The Philippine economy has partially regained its orientation towards investment-led growth in 2021, as containment measures have been eased and vaccination has been rolled out. As a percentage of real gross domestic product, capital formation increased from 19.2% in 2020 to 21.6% in 2021. However, this remains below its investment-to-GDP ratio of 26.5% in 2019.
Capital formation is one of the main determinants of future growth, in addition to employment and factor productivity.
Capital formation, which is tracked by the national income accounts published by the Philippine Statistics Authority, posted real growth of 19% in 2021, reversing part of its 34.4% fall in 2020. Among the main components of investments, fixed capital, which consists of construction and durable equipment, increased by 9.6%.

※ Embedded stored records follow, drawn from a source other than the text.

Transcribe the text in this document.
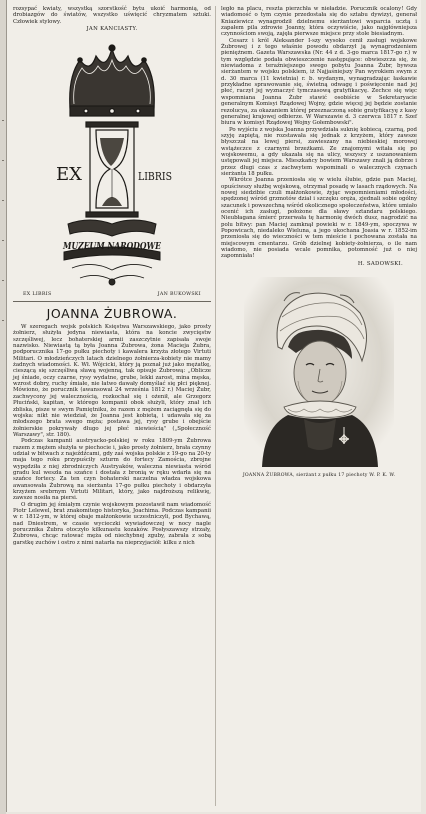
rozsypać kwiaty, wszystką szorstkość bytu ukoić harmonią, od drobiazgów do światów, wszystko uświęcić chryzmatem sztuki. Człowiek stylowy.

JAN KANCIASTY.
EX	LIBRIS
MUZEUM NARODOWE
EX LIBRIS	JAN BUKOWSKI
JOANNA ŻUBROWA.

W szeregach wojsk polskich Księstwa Warszawskiego, jako prosty żołnierz, służyła jedyna niewiasta, która na koncie zwycięstw szczęśliwej, lecz bohaterskiej armii zaszczytnie zapisała swoje nazwisko. Niewiastą tą była Joanna Żubrowa, żona Macieja Żubra, podporucznika 17-go pułku piechoty i kawalera krzyża złotego Virtuti Militari. O młodzieńczych latach dzielnego żołnierza-kobiety nie mamy żadnych wiadomości. K. Wł. Wójcicki, który ją poznał już jako mężatkę, cieszącą się szczęśliwą sławą wojenną, tak opisuje Żubrową: „Oblicze jej śniade, oczy czarne, rysy wydatne, grube, lekki zarost, mina męska, wzrost dobry, ruchy śmiałe, nie łatwo dawały domyślać się płci pięknej. Mówiono, że porucznik (awansowal 24 września 1812 r.) Maciej Żubr, zachwycony jej walecznością, rozkochał się i ożenił, ale Grzegorz Płuciński, kapitan, w którego kompanii obok służyli, który znał ich zbliska, pisze w swym Pamiętniku, że razem z mężem zaciągnęła się do wojska: nikt nie wiedział, że Joanna jest kobietą, i udawała się za młodszego brata swego męża; postawa jej, rysy grube i obejście żołnierskie pokrywały długo jej płeć niewieścią" („Społeczność Warszawy", str. 180).

Podczas kampanii austryacko-polskiej w roku 1809-ym Żubrowa razem z mężem służyła w piechocie i, jako prosty żołnierz, brała czynny udział w bitwach z najeźdźcami, gdy zaś wojska polskie z 19-go na 20-ty maja tego roku przypuściły szturm do fortecy Zamościa, zbrojne wypędziła z niej zbrodniczych Austryaków, waleczna niewiasta wśród gradu kul weszła na szańce i dostała z bronią w ręku wdarła się na szańce fortecy. Za ten czyn bohaterski naczelna władza wojskowa awansowała Żubrową na sierżanta 17-go pułku piechoty i obdarzyła krzyżem srebrnym Virtuti Militari, który, jako najdroższą relikwię, zawsze nosiła na piersi.

O drugim jej śmiałym czynie wojskowym pozostawił nam wiadomość Piotr Lelewel, brat znakomitego historyka, Joachima. Podczas kampanii w r. 1812-ym, w której obaje małżonkowie uczestniczyli, pod Bychawą, nad Dniestrem, w czasie wycieczki wywiadowczej w nocy nagle porucznika Żubra otoczyło kilkunastu kozaków. Posłyszawszy strzały, Żubrowa, chcąc ratować męża od niechybnej zguby, zabrała z sobą garstkę zuchów i ostro z nimi natarła na nieprzyjaciół: kilku z nich

legło na placu, reszta pierzchła w nieładzie. Porucznik ocalony! Gdy wiadomość o tym czynie przedostała się do sztabu dywizyi, generał Kniaziewicz wynagrodził dzielnemu sierżantowi wsparcia ucztą i zapałem pila zdrowie Joanny, która oczywiście, jako najgłówniejsza czynnościom swoją, zajęła pierwsze miejsce przy stole biesiadnym.

Cesarz i król Aleksander I-szy wysoko cenił zasługi wojskowe Żubrowej i z tego właśnie powodu obdarzył ją wynagrodzeniem pieniężnem. Gazeta Warszawska (Nr. 44 z d. 3-go marca 1817-go r.) w tym względzie podała obwieszczenie następujące: obwieszcza się, że niewiadoma z teraźniejszego swego pobytu Joanna Żubr, bywsza sierżantem w wojsku polskiem, iż Najjaśniejszy Pan wyrokiem swym z d. 30 marca (11 kwietnia) r. b. wydanym, wynagradzając łaskawie przykładne sprawowanie się, świetną odwagę i poświęcenie nad jej płeć, raczył jej wyznaczyć tymczasową gratyfikacyę. Zechce się więc wspomniana Joanna Żubr stawić osobiście w Sekretaryacie generalnym Komisyi Rządowej Wojny, gdzie więcej jej będzie zostanie rezolucya, za okazaniem której przeznaczoną sobie gratyfikacyę z kasy generalnej krajowej odbierze. W Warszawie d. 3 czerwca 1817 r. Szef biura w komisyi Rządowej Wojny Gołembowski".

Po wyjściu z wojska Joanna przywdziała suknię kobiecą, czarną, pod szyję zapiętą, nie rozstawała się jednak z krzyżem, który zawsze błyszczał na lewej piersi, zawieszany na niebieskiej morowej wstążeczce z czarnymi brzeżkami. Ze znajomymi witała się po wojskowemu, a gdy ukazała się na ulicy, wszyscy z uszanowaniem ustępowali jej miejsca. Mieszkańcy bowiem Warszawy znali ją dobrze i przez długi czas z zachwytem wspominali o walecznych czynach sierżanta 18 pułku.

Wkrótce Joanna przeniosła się w wielu ślubie, gdzie pan Maciej, opuściwszy służbę wojskową, otrzymał posadę w lasach rządowych. Na nowej siedzibie czuli małżonkowie, żyjąc wspomnieniami młodości, spędzonej wśród grzmotów dział i szczęku oręża, zjednali sobie ogólny szacunek i powszechną wśród okolicznego społeczeństwa, które umiało ocenić ich zasługi, położone dla sławy sztandaru polskiego. Nieubłagana śmierć przerwała tę harmonię dwóch dusz, nagrodzić na polu bitwy: pan Maciej zamknął powieki w r. 1849-ym, spoczywa w Popowicach, niedaleko Wieluna, a jego ukochana Joasia w r. 1852-im przeniosła się do wieczności w tem mieście i pochowana została na miejscowym cmentarzu. Grób dzielnej kobiety-żołnierza, o ile nam wiadomo, nie posiada wcale pomnika, potomność już o niej zapomniała!

H. SADOWSKI.
JOANNA ŻUBROWA, sierżant z pułku 17 piechoty W. P. K. W.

“The continued rapid increase in capital formation and FDI, especially for sectors that do not seek tax incentives, implies that investors are attracted primarily by the country’s favorable economic fundamentals,” the DOF said. .
Another measure of investment is foreign direct investment and portfolio investment tracked by the balance of payments account which is published periodically by the Bangko Sentral ng Pilipinas. These measure the amount of investment from foreign investors.

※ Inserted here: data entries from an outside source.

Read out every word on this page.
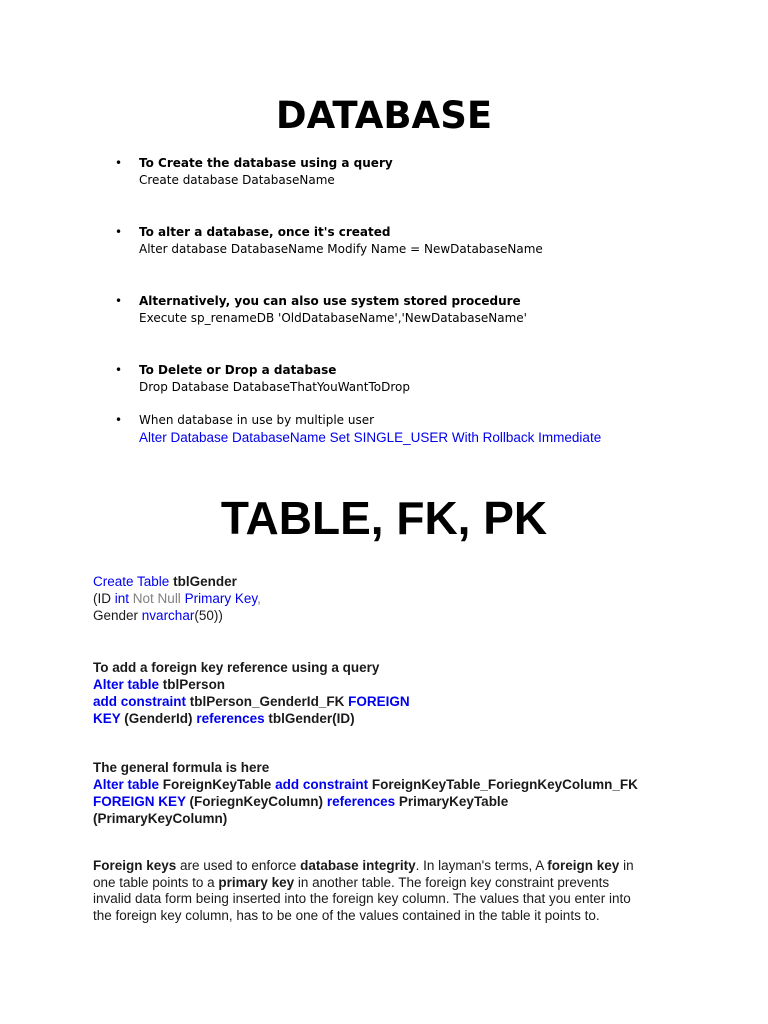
DATABASE
• To Create the database using a query
Create database DatabaseName
• To alter a database, once it's created
Alter database DatabaseName Modify Name = NewDatabaseName
• Alternatively, you can also use system stored procedure
Execute sp_renameDB 'OldDatabaseName','NewDatabaseName'
• To Delete or Drop a database
Drop Database DatabaseThatYouWantToDrop
• When database in use by multiple user
Alter Database DatabaseName Set SINGLE_USER With Rollback Immediate
TABLE, FK, PK
Create Table tblGender
(ID int Not Null Primary Key,
Gender nvarchar(50))
To add a foreign key reference using a query
Alter table tblPerson
add constraint tblPerson_GenderId_FK FOREIGN
KEY (GenderId) references tblGender(ID)
The general formula is here
Alter table ForeignKeyTable add constraint ForeignKeyTable_ForiegnKeyColumn_FK
FOREIGN KEY (ForiegnKeyColumn) references PrimaryKeyTable
(PrimaryKeyColumn)
Foreign keys are used to enforce database integrity. In layman's terms, A foreign key in
one table points to a primary key in another table. The foreign key constraint prevents
invalid data form being inserted into the foreign key column. The values that you enter into
the foreign key column, has to be one of the values contained in the table it points to.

FDI is the most important indicator as it measures the amount of investment in the form of majority ownership in a company in a country by foreign investors, which implies more active participation and greater commitment of the investor in the management.
It is distinguished from a foreign portfolio investment by a notion of direct control. In contrast, a portfolio investor can buy and sell stocks and bonds on a daily basis and generate profits on price differences. Portfolio investment is called “speculative capital” because it can exit at any time.
FDI increased by 54.2% in US dollars. As a percentage of GDP, this increased from 1.89% in 2020 to 2.67% in 2021, exceeding the level of 2.30% set in 2019.
Portfolio investments which are minority stakes in local corporate stocks and bonds by foreign investors showed significant variability, falling to a negative level of -$4.24 billion in 2020 and -574 million dollars in 2021 due to the impact of the pandemic which has made the values of global equities and bonds highly uncertain.
“During these times, these investors shift their portfolios to developed economies. As a percentage of GDP, the ratio of portfolio investment to GDP remained zero,” the DOF said.
The third measure of GDP is approved investment compiled by the PSA from investment promotion agencies. These are requests for tax incentives filed by investors with agencies providing incentives, primarily the Board of Investments and the Philippine Economic Zone Authority.
Approved investments decreased by 13% in 2020 and further decreased by 33.6% in 2021.
“Note that this refers to approvals that will be implemented in the future. Also note that this has gone from 36.5% of capital formation in 2020 to 18.5% in 2021,” he said. declared.